One friend decided to convert to Catholicism. She was divorced for over 10 years (was not Catholic during her marriage or divorce). In order to finish becoming a Catholic, she had to complete a litany of offensively intrusive questions regarding her marriage & the divorce, incessant nagging about saving the marriage, somehow force her ex-husband to fill out the same forms AND pay $600 for the privilege. That’s on top of the fees she was paying for classes, etc. Really? Do any of you think she finished becoming Catholic? I want to say she made all this up & maybe she did, but she was so determined to come into the faith, I believed her. I also laughed at her. I wouldn’t do it, no one else that I know will either.

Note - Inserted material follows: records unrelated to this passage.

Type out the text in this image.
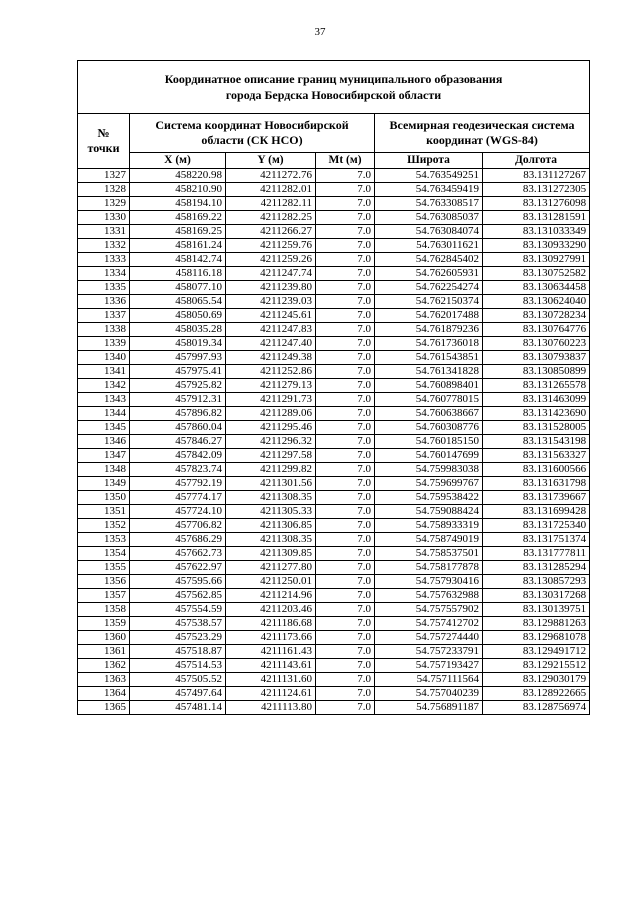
37
Координатное описание границ муниципального образования
города Бердска Новосибирской области					

№
точки	Система координат Новосибирской области (СК НСО)			Всемирная геодезическая система координат (WGS-84)	
	X (м)	Y (м)	Mt (м)	Широта	Долгота
1327	458220.98	4211272.76	7.0	54.763549251	83.131127267
1328	458210.90	4211282.01	7.0	54.763459419	83.131272305
1329	458194.10	4211282.11	7.0	54.763308517	83.131276098
1330	458169.22	4211282.25	7.0	54.763085037	83.131281591
1331	458169.25	4211266.27	7.0	54.763084074	83.131033349
1332	458161.24	4211259.76	7.0	54.763011621	83.130933290
1333	458142.74	4211259.26	7.0	54.762845402	83.130927991
1334	458116.18	4211247.74	7.0	54.762605931	83.130752582
1335	458077.10	4211239.80	7.0	54.762254274	83.130634458
1336	458065.54	4211239.03	7.0	54.762150374	83.130624040
1337	458050.69	4211245.61	7.0	54.762017488	83.130728234
1338	458035.28	4211247.83	7.0	54.761879236	83.130764776
1339	458019.34	4211247.40	7.0	54.761736018	83.130760223
1340	457997.93	4211249.38	7.0	54.761543851	83.130793837
1341	457975.41	4211252.86	7.0	54.761341828	83.130850899
1342	457925.82	4211279.13	7.0	54.760898401	83.131265578
1343	457912.31	4211291.73	7.0	54.760778015	83.131463099
1344	457896.82	4211289.06	7.0	54.760638667	83.131423690
1345	457860.04	4211295.46	7.0	54.760308776	83.131528005
1346	457846.27	4211296.32	7.0	54.760185150	83.131543198
1347	457842.09	4211297.58	7.0	54.760147699	83.131563327
1348	457823.74	4211299.82	7.0	54.759983038	83.131600566
1349	457792.19	4211301.56	7.0	54.759699767	83.131631798
1350	457774.17	4211308.35	7.0	54.759538422	83.131739667
1351	457724.10	4211305.33	7.0	54.759088424	83.131699428
1352	457706.82	4211306.85	7.0	54.758933319	83.131725340
1353	457686.29	4211308.35	7.0	54.758749019	83.131751374
1354	457662.73	4211309.85	7.0	54.758537501	83.131777811
1355	457622.97	4211277.80	7.0	54.758177878	83.131285294
1356	457595.66	4211250.01	7.0	54.757930416	83.130857293
1357	457562.85	4211214.96	7.0	54.757632988	83.130317268
1358	457554.59	4211203.46	7.0	54.757557902	83.130139751
1359	457538.57	4211186.68	7.0	54.757412702	83.129881263
1360	457523.29	4211173.66	7.0	54.757274440	83.129681078
1361	457518.87	4211161.43	7.0	54.757233791	83.129491712
1362	457514.53	4211143.61	7.0	54.757193427	83.129215512
1363	457505.52	4211131.60	7.0	54.757111564	83.129030179
1364	457497.64	4211124.61	7.0	54.757040239	83.128922665
1365	457481.14	4211113.80	7.0	54.756891187	83.128756974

Baptisms down? In my experience, if there is a funding shortage in one area (say Sunday donations), the Church is very quick to make it up in others (like Baptisms). It’s punitive and it will retard people’s participation in the action. If it costs me $5,000 to use my parish church building for a wedding, guess what, I’m getting a lay marriage. If it costs $100 to baptize my baby, I’m not baptizing. I know money is needed to run things, but there are certain things I expect my church to do for free (or at cost), namely, those things that keep me in the faith. In every transaction with the Catholic church, the number one consideration is money (the second is political gain – but that’s for later). It’s first on the table and nothing else is discussed until that ransom is paid. I don’t have that experience in other churches. Something in your priestly training has gone horribly wrong. It would be nice to see it fixed but I’m not holding my breath.
Your remarks show a general cynicism. Just quickly, priests have sick calls at more than the local hospital, no parish is going to fund itself on stipends for baptism or any other sacrament for that matter, we lose money on annulments, (the requested donation only covers a small amount of the actual cost and it is only a donation that is requested, the annulment is still processed even without a dime) etc., I could go on answering your cynical charges but the point is, they are cynical for the most part indicating an attitude of the heart that is unbecoming and also indicates that having a lengthy conversation with you about any of these matters will not likely bear much fruit.
IOW The Pharisees made many changes against the Lord like yours: that he was a glutton and a drunkard, that he associated with known sinners, that his rules either went beyond what they thought reasonable, or fell short of what was their agenda and so forth. But the real problem with them wasn’t that the particular, but that their hearts were closed (e.g. Mk 3:5). I fear this to be the case here and hope I am wrong.
Finally, you claim to speak for a generation, a capacity which I doubt you possess. There are many and diverse reasons people from every generation have drifted and I have discussed these openly on the blog. For my part I observe many younger people who are very devoted to the Church. It is not as simple and surely not as cynical a picture as you describe and Mainline Protestant denominations that have largely adopted your vision are even further eroded than the Catholic Church.